In terms of ports located in the sub-Saharan region, Port-Louis ranks 27th out of 44 ports. The best performing port in this region is Berbera (Somalia), followed by Mogadishu (Somalia) and Conakry (Guinea). The worst is logically Cape Town, because it is last in the world.

In their foreword to the report, Nicolas Peltier-Thiberge, Global Practice Director Transport at the World Bank, and Jenny Paurys, Head of Global Intelligence & Analystics S&P Global Market Intelligence, argue that the challenges caused by the COVID-19 pandemic and its impact on the sector will further lessen in 2023. “Continued or new disruptions, in the form of Russia's invasion of Ukraine, attacks on shipping in the Gulf of Aden and draft restrictions of water on the Panama Canal, have all impacted the maritime transport of containers. »

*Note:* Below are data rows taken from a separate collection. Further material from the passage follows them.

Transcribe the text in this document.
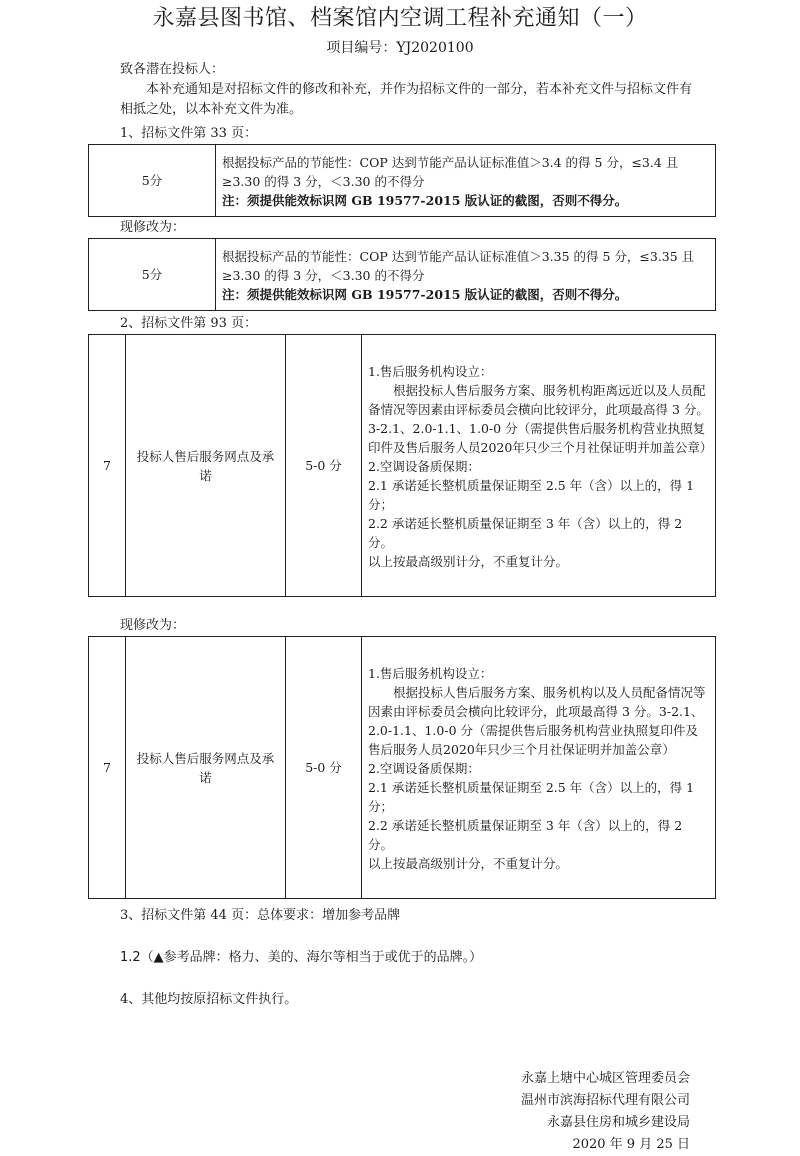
永嘉县图书馆、档案馆内空调工程补充通知（一）
项目编号：YJ2020100
致各潜在投标人：
本补充通知是对招标文件的修改和补充，并作为招标文件的一部分，若本补充文件与招标文件有相抵之处，以本补充文件为准。
1、招标文件第 33 页：
5分	根据投标产品的节能性：COP 达到节能产品认证标准值＞3.4 的得 5 分，≤3.4 且≥3.30 的得 3 分，＜3.30 的不得分
注：须提供能效标识网 GB 19577-2015 版认证的截图，否则不得分。
现修改为：
5分	根据投标产品的节能性：COP 达到节能产品认证标准值＞3.35 的得 5 分，≤3.35 且≥3.30 的得 3 分，＜3.30 的不得分
注：须提供能效标识网 GB 19577-2015 版认证的截图，否则不得分。
2、招标文件第 93 页：
7	投标人售后服务网点及承诺	5-0 分	

1.售后服务机构设立：

根据投标人售后服务方案、服务机构距离远近以及人员配备情况等因素由评标委员会横向比较评分，此项最高得 3 分。3-2.1、2.0-1.1、1.0-0 分（需提供售后服务机构营业执照复印件及售后服务人员2020年只少三个月社保证明并加盖公章）

2.空调设备质保期：

2.1 承诺延长整机质量保证期至 2.5 年（含）以上的，得 1 分；

2.2 承诺延长整机质量保证期至 3 年（含）以上的，得 2 分。

以上按最高级别计分，不重复计分。

现修改为：
7	投标人售后服务网点及承诺	5-0 分	

1.售后服务机构设立：

根据投标人售后服务方案、服务机构以及人员配备情况等因素由评标委员会横向比较评分，此项最高得 3 分。3-2.1、2.0-1.1、1.0-0 分（需提供售后服务机构营业执照复印件及售后服务人员2020年只少三个月社保证明并加盖公章）

2.空调设备质保期：

2.1 承诺延长整机质量保证期至 2.5 年（含）以上的，得 1 分；

2.2 承诺延长整机质量保证期至 3 年（含）以上的，得 2 分。

以上按最高级别计分，不重复计分。

3、招标文件第 44 页：总体要求：增加参考品牌
1.2（▲参考品牌：格力、美的、海尔等相当于或优于的品牌。）
4、其他均按原招标文件执行。
永嘉上塘中心城区管理委员会
温州市滨海招标代理有限公司
永嘉县住房和城乡建设局
2020 年 9 月 25 日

They add that excess new capacity ordered by shipping lines during the pandemic and falling demand have caused freight rates to fall, after an initial collapse, towards pre-pandemic norms on most routes. They specify that “these changes impact the performance and ranking of ports. While some problems are exogenous or systemic, others are endogenous or location-specific, resulting in both types of problems influencing the performance and ranking of individual ports.”

Nicolas Peltier-Thiberge and Jenny Paurys highlight that one of the “positive sides” of the pandemic has been increased awareness and particular attention to the resilience and efficiency of maritime gateways, where any friction will have impacts tangible effects on consumer choice, on prices and ultimately, on economic development. “This attention is even more important now,” they say.